I often find myself in a bus/train/subway/car without a tray available or any other way of managing even a small play field. There's always games on my phone, but that lacks something compared to an IRL game.
Has anyone found good ways of adapting rulesets for situations like these? Particularly for RPG(ish) games: even simpler ones seem to require more of a layout and tracking tokens etc than can be managed in situations like this. I'm by myself, but I'm not sure that matters here: anything that could be adapted in a a multiplayer game should be doable in a solo game too.
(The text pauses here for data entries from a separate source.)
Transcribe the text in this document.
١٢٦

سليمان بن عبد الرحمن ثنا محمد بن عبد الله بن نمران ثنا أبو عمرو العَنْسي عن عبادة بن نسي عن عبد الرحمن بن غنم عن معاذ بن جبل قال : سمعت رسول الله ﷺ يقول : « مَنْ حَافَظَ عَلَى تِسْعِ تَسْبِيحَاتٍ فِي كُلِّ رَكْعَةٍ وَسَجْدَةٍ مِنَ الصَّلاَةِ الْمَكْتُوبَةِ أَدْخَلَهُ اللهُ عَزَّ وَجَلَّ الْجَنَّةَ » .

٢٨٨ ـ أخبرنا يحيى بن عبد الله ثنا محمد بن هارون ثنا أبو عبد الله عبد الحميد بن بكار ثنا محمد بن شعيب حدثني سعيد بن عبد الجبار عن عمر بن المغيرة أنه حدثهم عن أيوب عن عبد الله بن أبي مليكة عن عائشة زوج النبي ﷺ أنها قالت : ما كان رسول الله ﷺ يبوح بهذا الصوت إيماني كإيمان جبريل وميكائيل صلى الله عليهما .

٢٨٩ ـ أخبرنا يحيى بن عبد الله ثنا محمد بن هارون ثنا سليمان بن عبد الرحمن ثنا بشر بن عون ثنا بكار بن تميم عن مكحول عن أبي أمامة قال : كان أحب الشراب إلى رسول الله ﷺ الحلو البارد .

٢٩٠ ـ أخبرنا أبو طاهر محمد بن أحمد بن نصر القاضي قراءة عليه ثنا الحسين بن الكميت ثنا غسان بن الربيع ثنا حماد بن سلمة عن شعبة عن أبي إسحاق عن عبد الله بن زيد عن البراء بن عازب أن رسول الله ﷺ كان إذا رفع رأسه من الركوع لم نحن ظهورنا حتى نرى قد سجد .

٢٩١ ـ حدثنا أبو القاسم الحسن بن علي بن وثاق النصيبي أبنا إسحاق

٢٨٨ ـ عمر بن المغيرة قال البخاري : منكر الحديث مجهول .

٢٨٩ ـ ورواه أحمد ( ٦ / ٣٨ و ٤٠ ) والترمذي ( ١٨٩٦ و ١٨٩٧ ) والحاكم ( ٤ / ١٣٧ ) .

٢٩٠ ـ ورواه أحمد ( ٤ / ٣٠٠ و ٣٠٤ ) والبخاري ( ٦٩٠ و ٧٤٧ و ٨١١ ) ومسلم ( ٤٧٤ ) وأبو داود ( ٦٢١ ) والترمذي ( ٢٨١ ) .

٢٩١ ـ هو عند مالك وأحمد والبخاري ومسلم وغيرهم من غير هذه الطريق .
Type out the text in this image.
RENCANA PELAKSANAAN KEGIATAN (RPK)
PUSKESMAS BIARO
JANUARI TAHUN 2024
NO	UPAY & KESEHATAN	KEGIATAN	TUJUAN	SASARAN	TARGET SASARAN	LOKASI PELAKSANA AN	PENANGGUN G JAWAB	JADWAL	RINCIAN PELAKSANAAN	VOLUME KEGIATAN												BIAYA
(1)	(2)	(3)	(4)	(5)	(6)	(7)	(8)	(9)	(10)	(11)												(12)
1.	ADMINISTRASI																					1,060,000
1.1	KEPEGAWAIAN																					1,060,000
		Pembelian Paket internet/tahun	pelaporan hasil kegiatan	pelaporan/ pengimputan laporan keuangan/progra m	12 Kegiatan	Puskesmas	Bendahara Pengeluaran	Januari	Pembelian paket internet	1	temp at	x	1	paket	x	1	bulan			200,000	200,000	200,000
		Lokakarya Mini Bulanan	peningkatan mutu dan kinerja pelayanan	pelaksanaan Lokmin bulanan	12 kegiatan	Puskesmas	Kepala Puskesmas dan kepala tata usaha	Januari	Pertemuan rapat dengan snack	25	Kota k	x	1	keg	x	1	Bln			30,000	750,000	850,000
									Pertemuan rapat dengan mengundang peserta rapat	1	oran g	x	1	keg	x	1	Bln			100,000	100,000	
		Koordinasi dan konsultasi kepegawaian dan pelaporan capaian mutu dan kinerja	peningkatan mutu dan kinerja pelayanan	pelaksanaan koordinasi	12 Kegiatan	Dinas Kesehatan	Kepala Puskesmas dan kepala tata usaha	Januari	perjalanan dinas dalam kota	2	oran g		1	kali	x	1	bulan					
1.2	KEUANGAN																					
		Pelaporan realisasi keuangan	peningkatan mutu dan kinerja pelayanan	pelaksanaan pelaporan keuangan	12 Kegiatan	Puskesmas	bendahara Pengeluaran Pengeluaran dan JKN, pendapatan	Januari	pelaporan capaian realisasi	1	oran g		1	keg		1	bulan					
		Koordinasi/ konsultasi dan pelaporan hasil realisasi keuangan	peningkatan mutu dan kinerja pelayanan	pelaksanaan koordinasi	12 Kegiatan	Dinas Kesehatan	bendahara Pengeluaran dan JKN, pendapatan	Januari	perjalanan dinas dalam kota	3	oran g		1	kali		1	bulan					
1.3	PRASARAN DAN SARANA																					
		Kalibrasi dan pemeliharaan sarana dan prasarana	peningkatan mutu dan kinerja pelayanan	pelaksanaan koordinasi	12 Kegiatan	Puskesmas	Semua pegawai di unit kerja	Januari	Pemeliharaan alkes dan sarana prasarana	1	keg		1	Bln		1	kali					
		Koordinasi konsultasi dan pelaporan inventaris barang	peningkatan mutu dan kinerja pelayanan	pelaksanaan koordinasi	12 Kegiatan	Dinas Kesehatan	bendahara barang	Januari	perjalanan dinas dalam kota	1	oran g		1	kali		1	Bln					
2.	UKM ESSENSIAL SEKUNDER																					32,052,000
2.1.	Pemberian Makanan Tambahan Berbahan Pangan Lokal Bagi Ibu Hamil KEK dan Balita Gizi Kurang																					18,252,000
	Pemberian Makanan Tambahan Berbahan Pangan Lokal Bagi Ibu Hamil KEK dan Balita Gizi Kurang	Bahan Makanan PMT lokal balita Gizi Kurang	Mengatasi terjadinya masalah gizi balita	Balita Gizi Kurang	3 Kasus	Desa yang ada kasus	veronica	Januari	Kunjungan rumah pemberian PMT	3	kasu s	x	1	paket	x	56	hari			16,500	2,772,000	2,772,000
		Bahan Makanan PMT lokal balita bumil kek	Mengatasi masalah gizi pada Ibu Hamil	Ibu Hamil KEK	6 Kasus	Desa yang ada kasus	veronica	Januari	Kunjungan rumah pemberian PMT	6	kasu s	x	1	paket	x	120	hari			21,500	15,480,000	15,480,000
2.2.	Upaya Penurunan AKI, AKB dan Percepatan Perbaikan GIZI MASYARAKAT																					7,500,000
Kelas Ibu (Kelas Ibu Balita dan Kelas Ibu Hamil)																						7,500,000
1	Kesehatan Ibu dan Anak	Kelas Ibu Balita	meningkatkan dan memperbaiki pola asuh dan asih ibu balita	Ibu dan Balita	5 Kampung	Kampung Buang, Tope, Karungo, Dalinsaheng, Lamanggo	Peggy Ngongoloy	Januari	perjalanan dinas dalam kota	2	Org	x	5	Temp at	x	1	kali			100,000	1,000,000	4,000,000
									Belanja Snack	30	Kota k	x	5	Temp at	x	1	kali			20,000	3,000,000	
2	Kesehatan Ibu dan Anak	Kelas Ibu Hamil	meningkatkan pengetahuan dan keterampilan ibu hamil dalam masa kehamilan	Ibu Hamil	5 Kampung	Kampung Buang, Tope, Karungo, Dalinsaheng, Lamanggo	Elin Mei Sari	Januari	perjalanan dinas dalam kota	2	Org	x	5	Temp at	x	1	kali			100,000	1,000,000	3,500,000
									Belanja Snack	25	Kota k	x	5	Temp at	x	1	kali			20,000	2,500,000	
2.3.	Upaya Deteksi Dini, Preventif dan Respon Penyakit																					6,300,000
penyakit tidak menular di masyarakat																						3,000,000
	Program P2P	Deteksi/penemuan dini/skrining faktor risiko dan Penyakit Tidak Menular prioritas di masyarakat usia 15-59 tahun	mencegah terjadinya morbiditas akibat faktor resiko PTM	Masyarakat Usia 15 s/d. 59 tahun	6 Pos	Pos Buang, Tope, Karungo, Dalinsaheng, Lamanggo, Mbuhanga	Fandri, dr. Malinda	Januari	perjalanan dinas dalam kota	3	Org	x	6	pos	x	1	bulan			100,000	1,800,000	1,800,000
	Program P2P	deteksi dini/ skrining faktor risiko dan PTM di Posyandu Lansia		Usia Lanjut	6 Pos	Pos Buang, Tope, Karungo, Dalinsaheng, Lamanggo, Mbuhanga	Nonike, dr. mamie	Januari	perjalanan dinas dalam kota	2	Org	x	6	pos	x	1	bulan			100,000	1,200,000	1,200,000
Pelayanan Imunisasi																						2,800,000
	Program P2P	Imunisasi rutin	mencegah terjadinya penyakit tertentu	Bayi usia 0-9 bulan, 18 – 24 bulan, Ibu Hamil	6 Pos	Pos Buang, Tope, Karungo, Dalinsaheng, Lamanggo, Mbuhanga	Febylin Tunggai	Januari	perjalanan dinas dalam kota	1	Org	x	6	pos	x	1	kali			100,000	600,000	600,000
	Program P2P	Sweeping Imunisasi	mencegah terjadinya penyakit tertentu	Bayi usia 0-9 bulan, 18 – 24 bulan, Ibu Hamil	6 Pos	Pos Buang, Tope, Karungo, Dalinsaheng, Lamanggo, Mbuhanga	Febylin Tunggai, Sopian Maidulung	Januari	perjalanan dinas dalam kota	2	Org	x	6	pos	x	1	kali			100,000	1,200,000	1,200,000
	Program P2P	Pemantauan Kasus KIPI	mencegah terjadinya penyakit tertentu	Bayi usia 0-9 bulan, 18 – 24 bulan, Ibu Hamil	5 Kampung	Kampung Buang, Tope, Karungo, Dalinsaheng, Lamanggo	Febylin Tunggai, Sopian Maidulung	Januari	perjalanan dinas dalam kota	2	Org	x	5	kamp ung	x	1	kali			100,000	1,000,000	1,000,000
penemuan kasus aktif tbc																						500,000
I'm interested in general techniques people have adapted themselves but I'm also new to the BG scene so I don't really know if this is a (relatively) common thing. If so, it would be useful to know of any "official" rulesets that have adaptations like this to see examples of how game designers themselves make gameplay mechanism X is mapped to table-less mechanism Y, which I could then bring with me to other games.
An example technique would be something like "pen & paper w/ pocket notebook to track token states or die rolls that would normally stay on the table". Or a type of rule that could be dropped out altogether, or dropped & replaced with a simpler mechanism. It would be really useful to have a technique for adapting a play field tiled with cards into keeping them in-hand.
EDIT: I'll leave this open a little longer, I'm not sure how to choose "the" answer though to mark it as such and close it out-- each answer is giving useful information (so thank you for that). Having the option to mark multiple answers correct when they were correct in different ways would be useful.